Rating:  Summary: It's not credible Review: I hate to criticize where others have been so admiring, and I'm not finished with the book, but I am reading in growing amazement. That it received the blurbs it did and the good reviews. Because...it doesn't ring true! I don't believe people act, think, feel, like the author has them do in this novel. Particularly do the notes with the mother, Phyllis, ring false. No mother and daughter relationship is like that! Which leads me to comment on the main character's relationship with her own daughter. She is such a wimp! When they pick the girl up from summer camp, what mother or father would put up with the guff the girl gives them without trying to get to the bottom of the problem? Also, the mother really has a serious lack of spunk. About life in general. If she's seriously depressed, why doesn't she get help. And the way the story is told is rather agravating--it doesn't built organically in suspense, but seems contrived. No, I'm sorry, but I wonder how this one got published when there are so many really talented writers who can't even get agents/editors to read their manuscripts.

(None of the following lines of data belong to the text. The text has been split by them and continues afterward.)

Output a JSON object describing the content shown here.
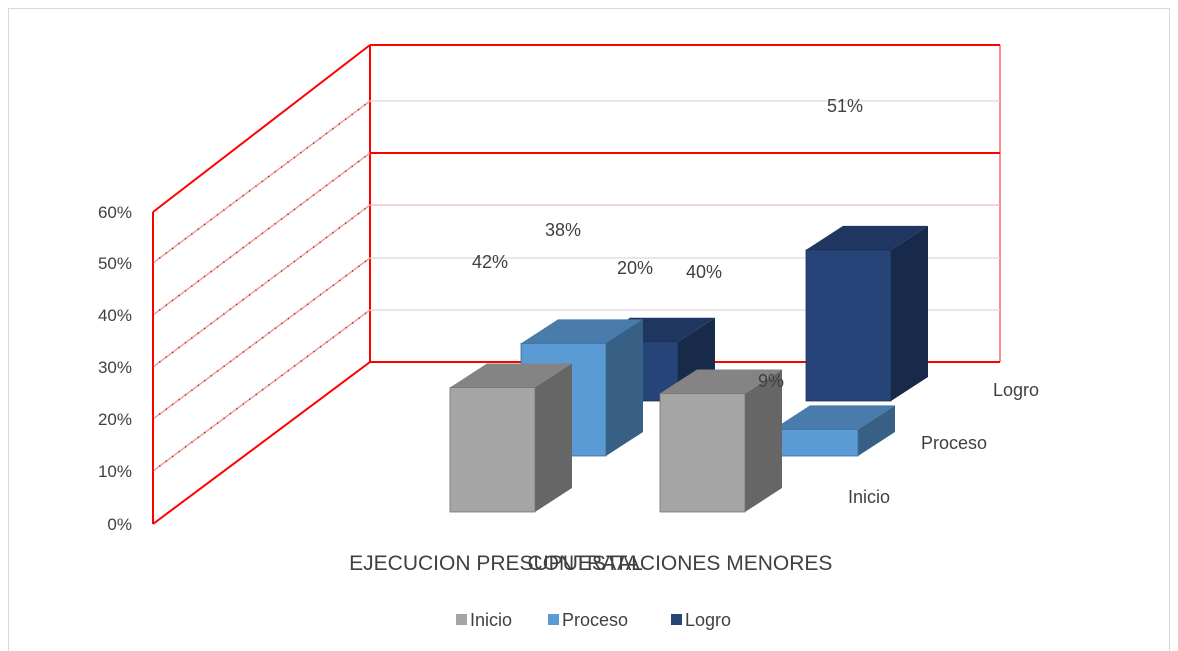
{
  "chart_data": {
    "type": "bar",
    "categories": [
      "EJECUCION PRESUPUESTAL",
      "CONTRATACIONES MENORES"
    ],
    "series": [
      {
        "name": "Inicio",
        "values": [
          42,
          40
        ],
        "color": "#a5a5a5"
      },
      {
        "name": "Proceso",
        "values": [
          38,
          9
        ],
        "color": "#5b9bd5"
      },
      {
        "name": "Logro",
        "values": [
          20,
          51
        ],
        "color": "#264478"
      }
    ],
    "y_ticks": [
      "0%",
      "10%",
      "20%",
      "30%",
      "40%",
      "50%",
      "60%"
    ],
    "ylim": [
      0,
      60
    ],
    "data_labels": [
      [
        "42%",
        "40%"
      ],
      [
        "38%",
        "9%"
      ],
      [
        "20%",
        "51%"
      ]
    ],
    "depth_labels": [
      "Inicio",
      "Proceso",
      "Logro"
    ],
    "legend": {
      "position": "bottom",
      "entries": [
        "Inicio",
        "Proceso",
        "Logro"
      ]
    },
    "grid": true,
    "wall_color": "#ff0000",
    "style": "3d-column"
  }
}
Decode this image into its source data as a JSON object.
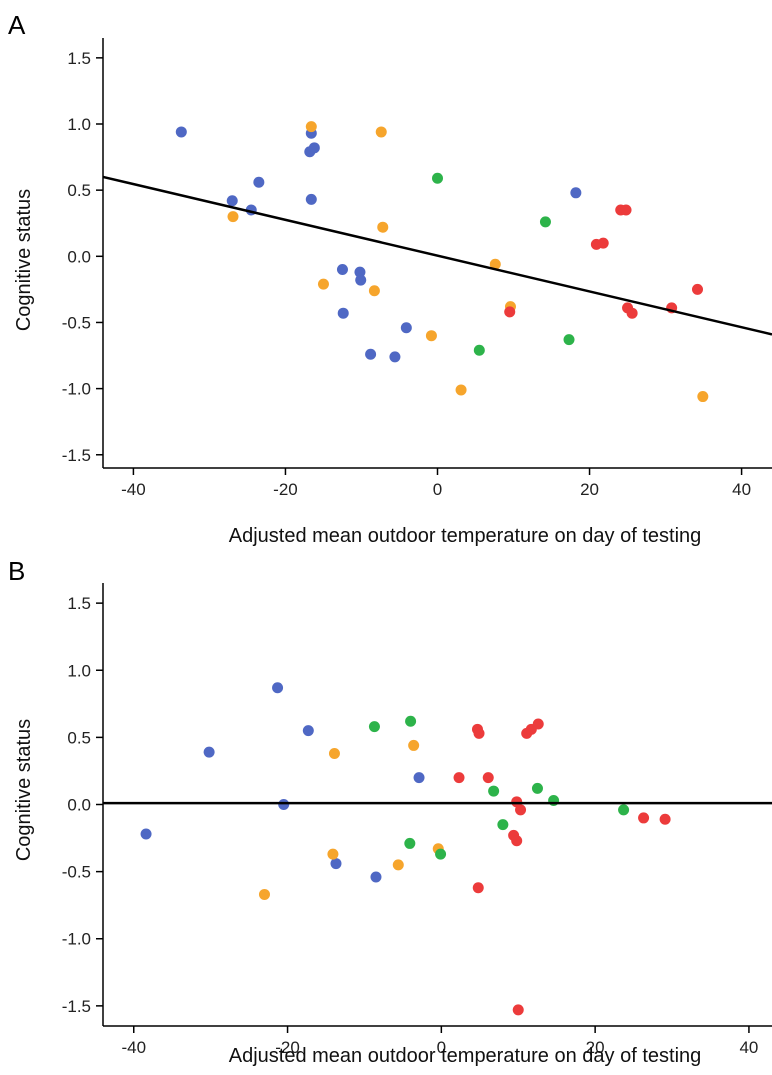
{
  "colors": {
    "blue": "#4f68c4",
    "orange": "#f6a52c",
    "green": "#2db34a",
    "red": "#ec3b3b"
  },
  "chart_data": [
    {
      "panel_label": "A",
      "type": "scatter",
      "title": "",
      "xlabel": "Adjusted mean outdoor temperature on day of testing",
      "ylabel": "Cognitive status",
      "xlim": [
        -44,
        44
      ],
      "ylim": [
        -1.6,
        1.65
      ],
      "xticks": [
        -40,
        -20,
        0,
        20,
        40
      ],
      "xtick_labels": [
        "-40",
        "-20",
        "0",
        "20",
        "40"
      ],
      "yticks": [
        1.5,
        1.0,
        0.5,
        0.0,
        -0.5,
        -1.0,
        -1.5
      ],
      "ytick_labels": [
        "1.5",
        "1.0",
        "0.5",
        "0.0",
        "-0.5",
        "-1.0",
        "-1.5"
      ],
      "fit_line": {
        "x": [
          -44,
          44
        ],
        "y": [
          0.6,
          -0.59
        ]
      },
      "series": [
        {
          "color": "blue",
          "points": [
            [
              -33.7,
              0.94
            ],
            [
              -16.6,
              0.93
            ],
            [
              -16.8,
              0.79
            ],
            [
              -16.2,
              0.82
            ],
            [
              -23.5,
              0.56
            ],
            [
              -27,
              0.42
            ],
            [
              -24.5,
              0.35
            ],
            [
              -16.6,
              0.43
            ],
            [
              -12.5,
              -0.1
            ],
            [
              -10.2,
              -0.12
            ],
            [
              -10.1,
              -0.18
            ],
            [
              -12.4,
              -0.43
            ],
            [
              -4.1,
              -0.54
            ],
            [
              -8.8,
              -0.74
            ],
            [
              -5.6,
              -0.76
            ],
            [
              18.2,
              0.48
            ]
          ]
        },
        {
          "color": "orange",
          "points": [
            [
              -16.6,
              0.98
            ],
            [
              -7.4,
              0.94
            ],
            [
              -26.9,
              0.3
            ],
            [
              -7.2,
              0.22
            ],
            [
              -15,
              -0.21
            ],
            [
              -8.3,
              -0.26
            ],
            [
              -0.8,
              -0.6
            ],
            [
              3.1,
              -1.01
            ],
            [
              7.6,
              -0.06
            ],
            [
              9.6,
              -0.38
            ],
            [
              34.9,
              -1.06
            ]
          ]
        },
        {
          "color": "green",
          "points": [
            [
              0,
              0.59
            ],
            [
              14.2,
              0.26
            ],
            [
              5.5,
              -0.71
            ],
            [
              17.3,
              -0.63
            ]
          ]
        },
        {
          "color": "red",
          "points": [
            [
              24.1,
              0.35
            ],
            [
              24.8,
              0.35
            ],
            [
              20.9,
              0.09
            ],
            [
              21.8,
              0.1
            ],
            [
              9.5,
              -0.42
            ],
            [
              25,
              -0.39
            ],
            [
              25.6,
              -0.43
            ],
            [
              30.8,
              -0.39
            ],
            [
              34.2,
              -0.25
            ]
          ]
        }
      ]
    },
    {
      "panel_label": "B",
      "type": "scatter",
      "title": "",
      "xlabel": "Adjusted mean outdoor temperature on day of testing",
      "ylabel": "Cognitive status",
      "xlim": [
        -44,
        43
      ],
      "ylim": [
        -1.65,
        1.65
      ],
      "xticks": [
        -40,
        -20,
        0,
        20,
        40
      ],
      "xtick_labels": [
        "-40",
        "-20",
        "0",
        "20",
        "40"
      ],
      "yticks": [
        1.5,
        1.0,
        0.5,
        0.0,
        -0.5,
        -1.0,
        -1.5
      ],
      "ytick_labels": [
        "1.5",
        "1.0",
        "0.5",
        "0.0",
        "-0.5",
        "-1.0",
        "-1.5"
      ],
      "fit_line": {
        "x": [
          -44,
          43
        ],
        "y": [
          0.01,
          0.01
        ]
      },
      "series": [
        {
          "color": "blue",
          "points": [
            [
              -21.3,
              0.87
            ],
            [
              -30.2,
              0.39
            ],
            [
              -17.3,
              0.55
            ],
            [
              -20.5,
              0.0
            ],
            [
              -2.9,
              0.2
            ],
            [
              -38.4,
              -0.22
            ],
            [
              -13.7,
              -0.44
            ],
            [
              -8.5,
              -0.54
            ]
          ]
        },
        {
          "color": "orange",
          "points": [
            [
              -3.6,
              0.44
            ],
            [
              -13.9,
              0.38
            ],
            [
              -14.1,
              -0.37
            ],
            [
              -5.6,
              -0.45
            ],
            [
              -0.4,
              -0.33
            ],
            [
              -23,
              -0.67
            ]
          ]
        },
        {
          "color": "green",
          "points": [
            [
              -8.7,
              0.58
            ],
            [
              -4,
              0.62
            ],
            [
              6.8,
              0.1
            ],
            [
              12.5,
              0.12
            ],
            [
              14.6,
              0.03
            ],
            [
              8,
              -0.15
            ],
            [
              -4.1,
              -0.29
            ],
            [
              -0.1,
              -0.37
            ],
            [
              23.7,
              -0.04
            ]
          ]
        },
        {
          "color": "red",
          "points": [
            [
              4.7,
              0.56
            ],
            [
              4.9,
              0.53
            ],
            [
              11.1,
              0.53
            ],
            [
              11.7,
              0.56
            ],
            [
              12.6,
              0.6
            ],
            [
              2.3,
              0.2
            ],
            [
              6.1,
              0.2
            ],
            [
              9.8,
              0.02
            ],
            [
              10.3,
              -0.04
            ],
            [
              9.4,
              -0.23
            ],
            [
              9.8,
              -0.27
            ],
            [
              4.8,
              -0.62
            ],
            [
              10,
              -1.53
            ],
            [
              26.3,
              -0.1
            ],
            [
              29.1,
              -0.11
            ]
          ]
        }
      ]
    }
  ]
}
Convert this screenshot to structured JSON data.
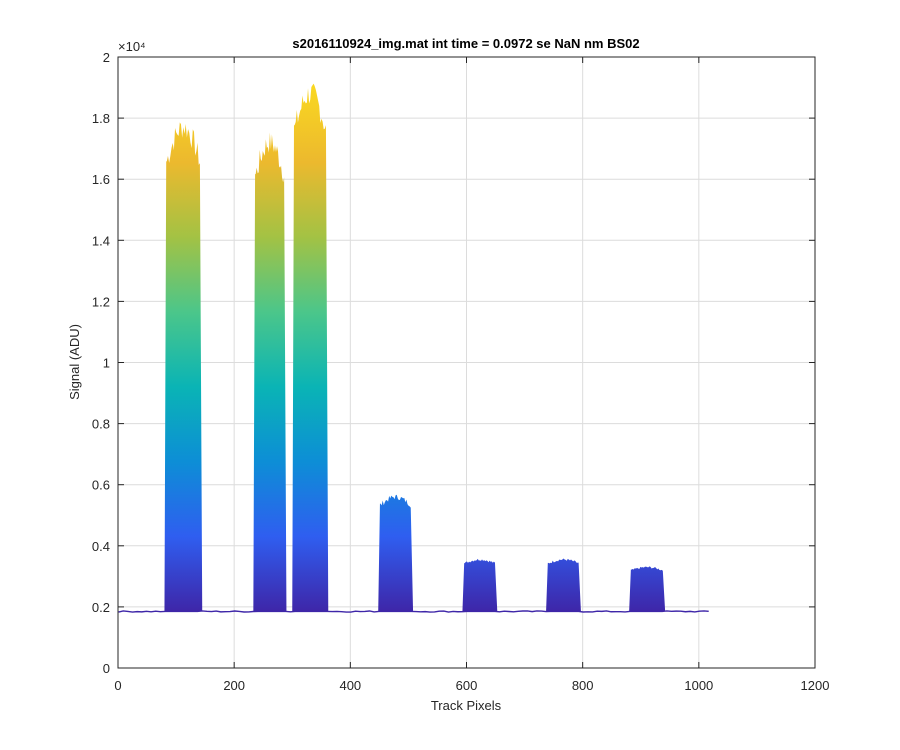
{
  "chart_data": {
    "type": "line",
    "title": "s2016110924_img.mat int time = 0.0972 se  NaN nm BS02",
    "xlabel": "Track Pixels",
    "ylabel": "Signal (ADU)",
    "xlim": [
      0,
      1200
    ],
    "ylim": [
      0,
      20000
    ],
    "x_ticks": [
      0,
      200,
      400,
      600,
      800,
      1000,
      1200
    ],
    "x_tick_labels": [
      "0",
      "200",
      "400",
      "600",
      "800",
      "1000",
      "1200"
    ],
    "y_ticks": [
      0,
      2000,
      4000,
      6000,
      8000,
      10000,
      12000,
      14000,
      16000,
      18000,
      20000
    ],
    "y_tick_labels": [
      "0",
      "0.2",
      "0.4",
      "0.6",
      "0.8",
      "1",
      "1.2",
      "1.4",
      "1.6",
      "1.8",
      "2"
    ],
    "y_exponent_label": "×10⁴",
    "grid": true,
    "baseline": 1850,
    "x_range": [
      1,
      1024
    ],
    "colormap": [
      "#3e26a8",
      "#2f5ef0",
      "#0d8ed6",
      "#0ab4b5",
      "#4bc68a",
      "#a3c244",
      "#ecb92e",
      "#f9d721"
    ],
    "peaks": [
      {
        "start": 80,
        "end": 145,
        "peak": 17700
      },
      {
        "start": 233,
        "end": 290,
        "peak": 17200
      },
      {
        "start": 300,
        "end": 362,
        "peak": 18800
      },
      {
        "start": 448,
        "end": 508,
        "peak": 5600
      },
      {
        "start": 593,
        "end": 653,
        "peak": 3550
      },
      {
        "start": 737,
        "end": 797,
        "peak": 3550
      },
      {
        "start": 880,
        "end": 942,
        "peak": 3300
      }
    ]
  }
}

Rating:  Summary: Wonderfully written, true to life Review: I loved this book. It is a simple, yet poignant story of a family in crisis. It is realistic, sad, but also hopeful. Dani Shapiro is such a gifted writer, and I read this in two days. I could not put Family History down, and read until 3:00a.m I only wish it was longer, and that perhaps she will write a sequel to Family History. Well worth reading!
Rating:  Summary: A good effort Review: I read a couple of Ms. Shapiro's prior books and found them to be disappointing (on a certain level I did enjoy the self-indulgent "Slow Motion," because I once worked for a few of "Lenny's" former partners). I was not planning to buy any more, but was taken in by Family History's cover and flap blurbs. Yeah, I judged a book by its cover. I think Family History represents a big step forward from earlier works. The clean prose and the issues being explored -- primarily, but not exclusively, the complications and disruption that difficult children can bring to all aspects of the family's life -- made for a quick and engaging read. In several respects this reminded me of Richard Ford's Pulitzer-winning Independence Day, one of my favorite American novels of the 1990s, except written from the wife's perspective. I had a hard time putting it down and stayed up late to finish it. Ulitmately, however, I have to give this about 3.5 stars. One of the ways I personally gauge a novel is whether it continues to occupy my thoughts after I've finished it. While it was hard to disengage from the book while it was open, it was not hard to put out of mind when it was closed. I'm pretty sure it's not going to make any difference in my real life or my reading life. Perhaps one of the reasons for that is that the characters were not particularly dimensional and did not speak with individual voices. They seemed to be repeating lines, acting out the author's plot, rather than living it. Still, best-seller readability while touching upon issues of substance is something. While I cannot give it an enthusiastic recommendation, I will be interested to check out what Ms. Shapiro writes next.